A los 25 años de los fastos, hay en España ciudadanos demócratas que se sienten republicanos y que no hacen suya esta Constitución. No estamos los republicanos en ese cuadro de honor. Pero somos demócratas de forma irrenunciable, acaso porque nuestro republicanismo nos aleja de renuncios y de renuncias, tan frecuentes desde el inicio de la transición hasta nuestros días.

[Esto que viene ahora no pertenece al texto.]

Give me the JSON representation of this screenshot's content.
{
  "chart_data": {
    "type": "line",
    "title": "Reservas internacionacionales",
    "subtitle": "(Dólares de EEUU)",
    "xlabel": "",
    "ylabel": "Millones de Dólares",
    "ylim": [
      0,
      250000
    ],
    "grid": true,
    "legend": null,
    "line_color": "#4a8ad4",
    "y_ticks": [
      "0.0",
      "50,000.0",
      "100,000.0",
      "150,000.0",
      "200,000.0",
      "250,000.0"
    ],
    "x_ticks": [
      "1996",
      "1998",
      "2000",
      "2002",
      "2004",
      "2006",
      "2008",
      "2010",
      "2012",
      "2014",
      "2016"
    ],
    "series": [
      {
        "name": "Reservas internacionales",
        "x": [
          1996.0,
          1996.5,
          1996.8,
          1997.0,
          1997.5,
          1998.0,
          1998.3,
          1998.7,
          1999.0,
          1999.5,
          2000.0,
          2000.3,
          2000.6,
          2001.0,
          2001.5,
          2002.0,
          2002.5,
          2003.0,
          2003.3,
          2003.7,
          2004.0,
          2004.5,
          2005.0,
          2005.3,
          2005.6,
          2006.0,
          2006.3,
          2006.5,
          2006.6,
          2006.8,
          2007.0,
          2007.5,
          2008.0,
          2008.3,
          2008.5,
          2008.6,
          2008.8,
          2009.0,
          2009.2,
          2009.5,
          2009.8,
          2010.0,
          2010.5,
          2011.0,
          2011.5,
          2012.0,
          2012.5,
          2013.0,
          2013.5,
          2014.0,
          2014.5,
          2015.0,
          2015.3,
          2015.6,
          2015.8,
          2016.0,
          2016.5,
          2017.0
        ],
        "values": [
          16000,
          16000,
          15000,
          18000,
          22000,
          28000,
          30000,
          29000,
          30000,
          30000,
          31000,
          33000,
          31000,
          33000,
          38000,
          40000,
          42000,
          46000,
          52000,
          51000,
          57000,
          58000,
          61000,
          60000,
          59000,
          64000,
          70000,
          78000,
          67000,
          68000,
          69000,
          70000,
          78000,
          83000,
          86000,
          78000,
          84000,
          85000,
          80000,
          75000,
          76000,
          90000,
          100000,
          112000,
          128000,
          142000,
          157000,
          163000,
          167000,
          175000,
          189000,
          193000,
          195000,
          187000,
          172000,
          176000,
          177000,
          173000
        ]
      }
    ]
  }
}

Cuando se celebren las bodas de plata, no iremos a las barricadas. Seguiremos en nuestro lugar. Y no estaremos del lado de la ausencia, sino que nos inclinaremos hacia ese lugar donde habita la memoria de un republicanismo y de unos republicanos condenados al ostracismo. Nuestras bodas tardías con la historia no se celebraron aún. Y en nuestro cuadro de honor está el marco del exilio, de la persecución y del olvido, al que tanto queremos y atesoramos con la vista puesta en el futuro. Un futuro que se llama Tercera República.